A streamlined and integrated method of tracking medical records called a laboratory health information exchange narrowed the gap in anti-retroviral therapy and viral suppression between HIV-positive blacks and whites, according to UCLA researchers. Also, the use of these exchanges led to Latinos who are HIV-positive being more likely than whites to use anti-retroviral therapy and higher viral suppression.
At the beginning, blacks in the study used antiretroviral therapy about 25 percent less often than whites did, but, their rates were equivalent by the end.

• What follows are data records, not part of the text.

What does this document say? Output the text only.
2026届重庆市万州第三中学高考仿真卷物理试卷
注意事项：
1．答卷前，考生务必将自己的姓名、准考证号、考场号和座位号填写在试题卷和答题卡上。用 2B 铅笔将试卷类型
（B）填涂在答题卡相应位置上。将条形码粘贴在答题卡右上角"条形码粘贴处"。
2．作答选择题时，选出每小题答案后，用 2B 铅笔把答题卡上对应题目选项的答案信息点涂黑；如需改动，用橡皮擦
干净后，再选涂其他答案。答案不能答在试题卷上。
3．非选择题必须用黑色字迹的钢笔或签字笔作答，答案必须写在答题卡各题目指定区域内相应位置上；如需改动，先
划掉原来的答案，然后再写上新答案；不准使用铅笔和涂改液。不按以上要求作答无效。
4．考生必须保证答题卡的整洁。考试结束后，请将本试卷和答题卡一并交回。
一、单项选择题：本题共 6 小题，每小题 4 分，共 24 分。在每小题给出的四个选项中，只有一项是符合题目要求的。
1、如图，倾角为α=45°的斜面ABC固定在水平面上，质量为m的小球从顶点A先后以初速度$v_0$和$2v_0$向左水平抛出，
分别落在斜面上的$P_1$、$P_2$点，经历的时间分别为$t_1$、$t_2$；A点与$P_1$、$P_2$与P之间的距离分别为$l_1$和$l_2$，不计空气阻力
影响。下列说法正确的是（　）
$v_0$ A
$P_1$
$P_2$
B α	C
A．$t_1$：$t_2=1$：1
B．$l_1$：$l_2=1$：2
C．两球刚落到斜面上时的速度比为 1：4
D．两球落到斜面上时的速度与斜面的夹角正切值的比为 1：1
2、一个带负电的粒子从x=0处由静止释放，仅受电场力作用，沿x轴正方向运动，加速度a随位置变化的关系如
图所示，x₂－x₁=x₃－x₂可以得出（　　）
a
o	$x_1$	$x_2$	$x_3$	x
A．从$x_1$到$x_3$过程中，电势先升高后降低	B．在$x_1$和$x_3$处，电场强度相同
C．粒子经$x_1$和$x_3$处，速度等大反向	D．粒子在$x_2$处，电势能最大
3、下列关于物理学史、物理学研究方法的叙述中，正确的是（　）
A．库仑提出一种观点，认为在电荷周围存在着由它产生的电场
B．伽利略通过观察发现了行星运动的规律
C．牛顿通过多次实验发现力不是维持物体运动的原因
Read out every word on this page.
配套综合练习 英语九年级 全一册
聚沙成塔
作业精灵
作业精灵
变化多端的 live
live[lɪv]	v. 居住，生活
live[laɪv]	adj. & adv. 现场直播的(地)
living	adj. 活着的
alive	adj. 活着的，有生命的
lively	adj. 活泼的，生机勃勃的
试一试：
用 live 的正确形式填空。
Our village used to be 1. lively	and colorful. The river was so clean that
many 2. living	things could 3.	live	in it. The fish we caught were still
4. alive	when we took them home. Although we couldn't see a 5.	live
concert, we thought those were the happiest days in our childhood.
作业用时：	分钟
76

Similarly blacks began the study with 25 percent lower rates of viral suppression than whites, but their rates were equivalent by the end.
Although Latinos’ anti-retroviral therapy use and viral suppression was equivalent to that of whites at the start of the study, after the intervention their levels were 77 percent and 33 percent greater, respectively.
Overall, viral suppression for blacks and Latinos increased by 16 percent compared to the period prior to implementation of the exchange.
To better maintain continuity of care for people with HIV, health care providers have increasingly adopted health information exchanges that maintain clinical information, laboratory test results and anti-retroviral therapy prescription filling that augment electronic medical records. Previous UCLA-led research by the same authors about laboratory health information exchange systems found that when the system detected clinically important increases in a person’s viral load, the health care provider changed the anti-retroviral therapy an average of 6 days earlier than before the information exchange was implemented.
Blacks and Latinos are disproportionately affected by HIV, the virus that causes AIDS, and less likely than whites to receive the ongoing, sustained care that is crucial to maintaining their health and viral suppression. For this new study, the researchers examined whether a laboratory health information exchange would increase rates of anti-retroviral therapy use and viral suppression for a large clinic population and if it would reduce racial/ethnic disparities in these outcomes.
The researchers examined monthly anti-retroviral therapy use and prescription fills and approximately, quarterly HIV lab results culled between December 2007 and November 2011 from electronic medical records for 1,181 people with HIV at a Southern California HIV/AIDS clinic. They examined rates of anti-retroviral therapy use and viral suppression one year before and two years after start of the laboratory health information exchange.
Use of laboratory health information exchanges in HIV care can both improve use of anti-retroviral therapy and viral suppression for all people living with HIV and reduce disparities between blacks and whites in HIV health care and outcomes.
The authors of this study are Dr. William Cunningham, Chandra Ford, Janni Kinsler, Danielle Seiden, Terry Nakazono and Dr. Douglas Bell, all of UCLA, and Laral Andrews, of Eisner Health.
The study was published in the peer-reviewed Journal of Acquired Immune Deficiency Syndromes.
This study was funded by grants from the Health Resources and Services Administration; the National Institutes of Health/National Institute on Aging; NIH/National Institute on Minority Health and Health Disparities; National Center for Advancing Translational Sciences; NIH/National Institute on Drug Abuse; NIH/National Institute of Nursing Research; and the UCLA California Center for Population Research through support from the Shriver National Institute of Child Health and Human Development.